B＝(F·W)/.(||F||·||W||)

wherein: b represents a directional similarity matrix between each sample feature and each classification weight, and B belongs to R^N×M；

Converting the sample real label into 'one-hot coding' form

y_i＝onehot(y_i)

Wherein: y is_iRepresents a one-hot encoding of the sample label, and y_i∈R^1×M(ii) a onehot represents a one-hot transcoding function;

integrating the one-hot codes of all samples to form a training sample real label one-hot code matrix: y ═ Y₁；y₂；...；y_N]；

Calculating the direction similarity mean value of each sample characteristic and other similar sample characteristics:

A_mean＝mean_row(A⊙(Y·Y^T-eye(N)))

wherein: a. the_meanRepresenting a mean matrix of directional similarities between each sample feature and other sample features of the same class, and A_mean∈R^N×1(ii) a mean _ row represents the mean of non-0 elements in a row of the matrix; eye (N) represents an identity matrix of size N × N; an indication of a corresponding element multiplication;

calculating the distribution mean value of the direction similarity mean value of each sample characteristic of each category and other sample characteristics of the same category:

A_{mean_mean}＝(Y·Y^T·A_mean)/.sum_row(Y·Y^T)

wherein: a. the_{mean_mean}The distribution mean value of the direction similarity mean value of each sample characteristic of each category and other sample characteristics of the same category, and A_{mean_mea}n∈R^N×1；

Calculating the directional similarity of each sample feature and the corresponding class classification weight:

B_sum＝sum_row(B⊙Y)

wherein: b is_sum∈R^N×1Sum _ row represents summing the non-0 elements in a row of the matrix;

calculating the error weight of each training sample based on the calculation result of the direction similarity:

λ＝sigmoid(A_mean+A_{mean_mean}×(sigmoid(B_sum-a)-0.5)-b)
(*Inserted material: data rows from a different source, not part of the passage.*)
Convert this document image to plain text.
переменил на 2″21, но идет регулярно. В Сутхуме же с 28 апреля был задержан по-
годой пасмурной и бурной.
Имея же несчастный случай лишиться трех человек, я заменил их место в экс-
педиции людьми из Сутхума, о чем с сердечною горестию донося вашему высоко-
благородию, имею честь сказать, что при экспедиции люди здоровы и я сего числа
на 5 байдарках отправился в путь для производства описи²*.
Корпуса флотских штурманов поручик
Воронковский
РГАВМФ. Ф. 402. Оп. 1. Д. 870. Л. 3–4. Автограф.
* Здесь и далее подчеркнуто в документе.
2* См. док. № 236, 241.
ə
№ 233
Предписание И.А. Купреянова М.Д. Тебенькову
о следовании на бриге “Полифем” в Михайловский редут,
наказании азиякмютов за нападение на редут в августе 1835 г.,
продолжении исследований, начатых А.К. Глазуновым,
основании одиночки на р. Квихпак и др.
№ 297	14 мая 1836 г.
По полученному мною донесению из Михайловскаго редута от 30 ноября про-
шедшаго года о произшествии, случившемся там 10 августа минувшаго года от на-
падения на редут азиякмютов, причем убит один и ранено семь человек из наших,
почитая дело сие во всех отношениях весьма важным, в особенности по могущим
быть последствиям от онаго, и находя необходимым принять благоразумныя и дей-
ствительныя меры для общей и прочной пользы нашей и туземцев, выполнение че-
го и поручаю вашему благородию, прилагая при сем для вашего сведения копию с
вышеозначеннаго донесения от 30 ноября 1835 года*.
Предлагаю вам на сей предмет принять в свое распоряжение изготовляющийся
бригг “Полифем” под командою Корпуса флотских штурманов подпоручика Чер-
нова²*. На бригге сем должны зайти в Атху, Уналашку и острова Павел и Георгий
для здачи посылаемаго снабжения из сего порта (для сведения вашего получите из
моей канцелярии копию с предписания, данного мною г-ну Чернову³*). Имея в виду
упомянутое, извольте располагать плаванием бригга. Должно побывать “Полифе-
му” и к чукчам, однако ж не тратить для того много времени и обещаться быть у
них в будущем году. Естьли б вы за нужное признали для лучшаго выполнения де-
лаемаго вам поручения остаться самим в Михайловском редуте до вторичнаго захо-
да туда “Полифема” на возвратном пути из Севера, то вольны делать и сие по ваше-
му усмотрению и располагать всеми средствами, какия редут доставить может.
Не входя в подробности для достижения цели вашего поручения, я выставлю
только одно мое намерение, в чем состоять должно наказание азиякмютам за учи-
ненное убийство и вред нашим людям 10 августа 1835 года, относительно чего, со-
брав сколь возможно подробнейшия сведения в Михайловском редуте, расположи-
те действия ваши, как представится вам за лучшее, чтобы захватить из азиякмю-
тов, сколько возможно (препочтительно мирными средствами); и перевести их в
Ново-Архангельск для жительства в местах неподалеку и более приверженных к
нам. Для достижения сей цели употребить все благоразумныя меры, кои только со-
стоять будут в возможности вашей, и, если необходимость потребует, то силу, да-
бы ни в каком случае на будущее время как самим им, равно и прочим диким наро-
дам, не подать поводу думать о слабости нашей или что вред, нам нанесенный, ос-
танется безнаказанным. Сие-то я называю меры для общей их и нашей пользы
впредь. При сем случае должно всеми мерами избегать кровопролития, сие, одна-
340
wherein: a and b are hyper-parameters.

In the above adaptive weighting training method for bearing fault diagnosis model samples under unbalanced data, in step S5, the error between the predicted label and the real label is calculated by the following formula

l denotes an error function, y_iA real label representing the sample i,

a prediction tag representing sample i;

in step S6, each sample error is weighted by the following formula

Wherein: lambda [ alpha ]_iRepresents the error weight, L, of sample i_iRepresenting the error of a sample i, N representing the number of training samples, and M representing the number of bearing health state categories;

and in step S6, the weighting result is input to a back propagation algorithm to update the model.

The invention has the advantages that: the method and the device realize the self-adaptive weighting of the samples in the training process of the intelligent bearing fault diagnosis model under the unbalanced data, can focus the training process on the unconverged samples, weaken the leading of most types in the unbalanced data to the training, and improve the performance of the intelligent diagnosis model under the unbalanced data.

Drawings

FIG. 1 is a flowchart of a bearing fault diagnosis model sample adaptive weighting training method under unbalanced data according to the present invention.

Detailed Description

The present invention will be described in further detail with reference to the accompanying drawings and specific embodiments.

As shown in fig. 1, the embodiment discloses a self-adaptive weighting training method for a bearing fault diagnosis model under unbalanced data, which includes the following steps:

1) and acquiring bearing operation process data, namely original signals in the bearing operation process by using a data acquisition system and a sensor acquisition system. The sensor acquisition system includes various sensors.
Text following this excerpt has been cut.